We take many inquiries within SiriusDecisions’ Sales Enablement Strategies service where clients say, “Too many of our deals end in no decision, and we need to fix that.” But when we dig a bit deeper, that label of “No decision” does not tell a complete story of what really happened. In most cases, decisions were made. When we examined those deals, we actually see five variants:

  • You lose to status quo. When buyers decide to stick with their current situation, they really have made a choice (“If you choose not to decide, you still have made a choice,” again, thanks Rush). More often than not, your reps will be competing with the status quo. And buyers will go through their decision process, seriously review alternatives – and decide that what they have works for them. This is not a “No decision” – this is “Lost to status quo.”
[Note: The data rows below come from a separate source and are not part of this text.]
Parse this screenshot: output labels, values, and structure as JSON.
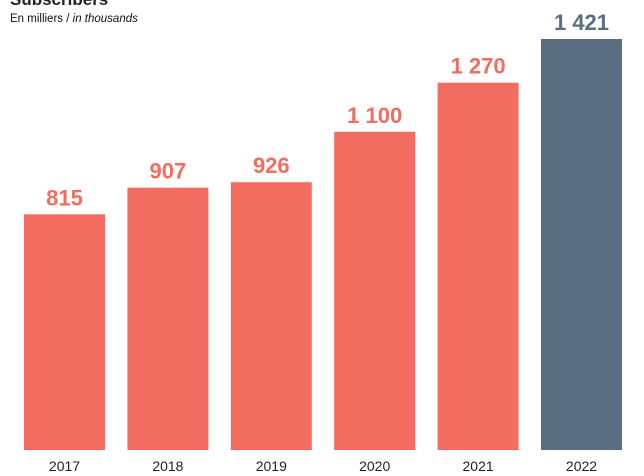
{
  "chart_data": {
    "type": "bar",
    "title": "Subscribers",
    "subtitle_fr": "En milliers",
    "subtitle_sep": " / ",
    "subtitle_en": "in thousands",
    "categories": [
      "2017",
      "2018",
      "2019",
      "2020",
      "2021",
      "2022"
    ],
    "values": [
      815,
      907,
      926,
      1100,
      1270,
      1421
    ],
    "value_labels": [
      "815",
      "907",
      "926",
      "1 100",
      "1 270",
      "1 421"
    ],
    "ylim": [
      0,
      1421
    ],
    "grid": false,
    "legend": "none",
    "colors": {
      "default_bar": "#f26d5f",
      "highlight_bar": "#5a6e81",
      "default_label": "#f26d5f",
      "highlight_label": "#5a6e81"
    },
    "highlight_category": "2022"
  }
}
  • There was no buying process. In the movie Goodfellas, there is a classic scene where Joe Pesci’s character (Tommy DeVito, “I’m funny how, I mean funny like I’m a clown?”) thinks he’s going to be “made.” Instead, the door opens to an empty room and, well, that’s the last we see of him. This is how it can feel when you thought there was a legitimate opportunity, only to find out the buyer was not really buying at all. And that “champion” you had cultivated? They had no credibility or authority to steward a buying process. There was not only no decision, there was no budget, authority, need or timeframe. This was an opportunity in the mind of the seller only. These hurt.
  • The deal goes dormant. These decisions may look like they’re “on hold,” but in the mind of the buyer they are still active and real. It could be that a particular decision process takes precedence over the one your rep was working, or that you need to wait through a budget cycle or two. One of our clients, selling into higher education, shared that one of their biggest deals had a legitimate sales cycle of three years, as their buyer needed to keep waiting for next year’s budget cycle to get approval. Three times was the charm.
  • The buyer goes dark. These can be the most frustrating deals. A buyer who has been engaged – actively consuming content, in constant communications – suddenly and inexplicably “goes dark.” They simply stop returning phone calls or emails. More often than not, they have decided to go with another vendor (or stick with the status quo) and have not told your rep. It is human nature to not want to share bad news with someone (“It’s not you – it’s me”) and instead avoid that someone altogether. This is a no decision that is really a loss – your rep just doesn’t know it yet. And to all you B2B buyers out there: B2B salespeople are big boys and girls and would much rather be told “no” than nothing at all.
  • The decision was abandoned. This is the true “no decision.” A buying process that was underway is simply dropped for a variety of reasons: a merger or acquisition, change in personnel (either on the decision team or corporate leadership), shift in corporate strategy, a wholesale shift in requirements (i.e. what the buyer needs and is looking for has dramatically shifted), or even poor financial performance (budgets disappear).

Use these five variants in your “Reasons lost” field, including the different reasons for an abandoned deal (e.g. change in personnel, merger).